Alterações oftalmológicas acometem até 2% dos pacientes, manifestando-se na forma de estrias angióides, levando à baixa severa de acuidade visual e até mesmo à perda da visão central. Além disso, ceratocone, epicanto,miopia elevada, descolamento de retina, glaucoma, esclera azulada e subluxação de cristalino são patologias freqüentemente associadas (KANSKI, 2004). O ceratoglobo, uma doença rara em que aprotusão corneana é global, está fortemente associado ao subtipo VI (CHAMON; PORFÍRIO, 2006).
Complicações obstétricas podem ser observadas em portadoras de EDS. Portanto, um pré-natal adequado é imperioso, bem como um planejamento familiar. Rotura ou inversão uterina, rotura prematura de membranas ovulares com conseguinte parto prematuro, lacerações de canal de parto ou sangramentos uterinos são passíveis de ocorrer e raramente levam a suspeita diagnóstica pelo obstetra, por isso não se sabe a real incidência de tais complicações (NOMURA, SURITA,PARPINELLI, 2003).

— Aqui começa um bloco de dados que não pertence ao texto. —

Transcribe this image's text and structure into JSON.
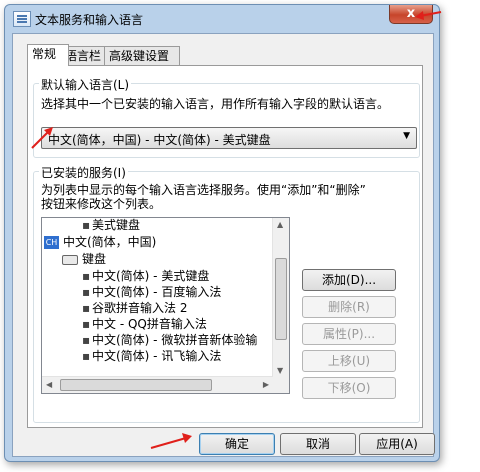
{
  "window": {
    "title": "文本服务和输入语言",
    "close_label": "x"
  },
  "tabs": [
    {
      "label": "常规"
    },
    {
      "label": "语言栏"
    },
    {
      "label": "高级键设置"
    }
  ],
  "default_lang": {
    "legend": "默认输入语言(L)",
    "description": "选择其中一个已安装的输入语言，用作所有输入字段的默认语言。",
    "selected": "中文(简体，中国) - 中文(简体) - 美式键盘"
  },
  "services": {
    "legend": "已安装的服务(I)",
    "description_line1": "为列表中显示的每个输入语言选择服务。使用“添加”和“删除”",
    "description_line2": "按钮来修改这个列表。",
    "tree": {
      "top_item": "美式键盘",
      "lang_badge": "CH",
      "lang_label": "中文(简体，中国)",
      "keyboard_label": "键盘",
      "items": [
        "中文(简体) - 美式键盘",
        "中文(简体) - 百度输入法",
        "谷歌拼音输入法 2",
        "中文 - QQ拼音输入法",
        "中文(简体) - 微软拼音新体验输",
        "中文(简体) - 讯飞输入法"
      ]
    },
    "buttons": {
      "add": "添加(D)...",
      "remove": "删除(R)",
      "properties": "属性(P)...",
      "move_up": "上移(U)",
      "move_down": "下移(O)"
    }
  },
  "footer": {
    "ok": "确定",
    "cancel": "取消",
    "apply": "应用(A)"
  },
  "colors": {
    "annotation_arrow": "#e0201b",
    "title_bar": "#b9d1ea",
    "lang_badge": "#2f6fcf"
  }
}
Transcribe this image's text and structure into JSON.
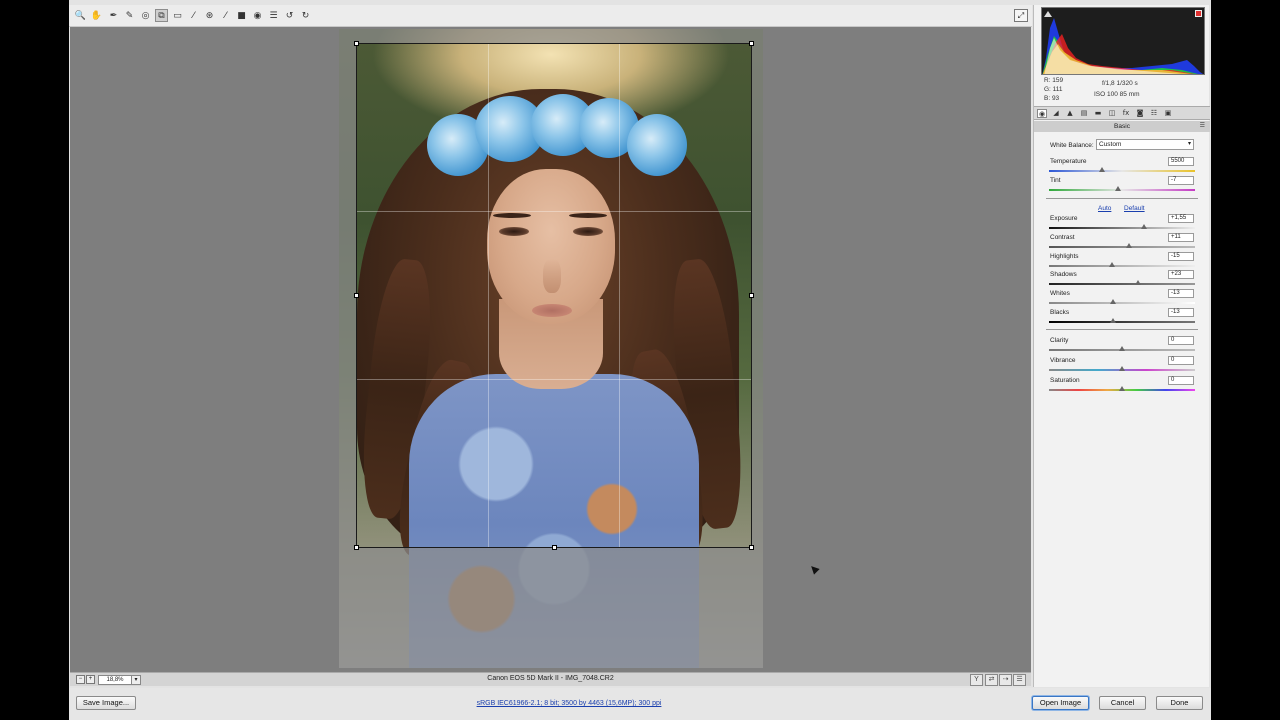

Quadro 1: Classificaçao de Ehlers Danlos
Tipos | TIPO CLÁSSICO | TIPO HIPERMOBILIDADE |
Herança | Autossómica dominante ( AD) | Autossómica dominante ( AD) |
Nomenclatura Prévia | Tipo I, Tipo II | Tipo III |
Critérios Maiores | Hiperextensibilidade cutânea, cicatrizes atróficas, hipermobilidade articular | Pele (fina, macia, aveludada), hipermobilidade articular |
Critérios Menores | Pele fina, facilidade de sofrer traumatismos, pseudo-tumores moluscóides, hipotonia muscular, complicações pós-operatórias (hérnia), história familiar positiva de fragilidade tecidual: hérnia ou prolapso. | Luxações recorrentes, artralgias crônicas e/ou dor em membros, história familiar positiva. |
Tipos | VASCULAR | CIFOESCOLIÓTICO |
Herança | Autossómica dominante ( AD) | Autossômico Recessivo (AR)) |
Nomenclatura Prévia | Tipo IV | Tipo VI Deficiência de lisil-hidroxilase |
Critérios Maiores | Pele fina e transparente, fragilidade arterial/ intestinal ou ruptura, traumatismos extensos, face característica | Frouxidão ligamentar, hipotonia severa ao nascimento, escoliose, fragilidade progressiva de esclera ou ruptura de globo ocular |
Critérios Menores | Acrogeria (envelhecimento precoce), hipermobilidade de pequenas articulações, ruptura muscular/ tendínea, pé-plano, varizes precoces, fístula de seio carotídeo-cavernoso, pneumotórax, recessão gengival, história familiar positiva, história de morte súbita. | Fragilidade tecidual, facilidade em traumatismos, ruptura arterial, microcórnea, osteopenia, história familiar positiva. |
Tipos | ARTROCALASIA | DERMATOPARAXIS |
Herança | Autossómica dominante ( AD) | Autossômico Recessivo (AR)) |
Nomenclatura Prévia | Tipo VII A, B | Tipo VII C |
Critérios Maiores | Luxação congênita de quadril, hipermobilidade articular severa, subluxações freqüentes | Fragilidade cutânea severa, pele flácida e redundante |
Critérios Menores | Hiperextensibilidade cutânea, fragilidade tecidual com cicatrizes atróficas, hipotonia muscular, facilidade de traumatismos, cifoescoliose, osteopenia leve. | Pele fina, facilidade em traumatismos, ruptura prematura de membranas ovulares, hérnias (umbilicais e inguinais) |
Fonte: Beighton et al. (1998)
O diagnóstico de SED é baseado fundamentalmente nos achados clínicos e história familiar.A análise molecular pode evidenciar mutações específicas de genes da síntese de colágeno, especialmente nos subtipos vascular, dermatosparaxis e artrocalásia, onde serão evidenciadas alterações nas moléculas de colágenos em culturas de fibroblastos cutâneos, auxiliando no aconselhamento genético, mas não sendo realizado como rotina diagnóstica. O subtipo cifoescoliótico pode ainda ser identificado por meio de análise urinária (piridolina).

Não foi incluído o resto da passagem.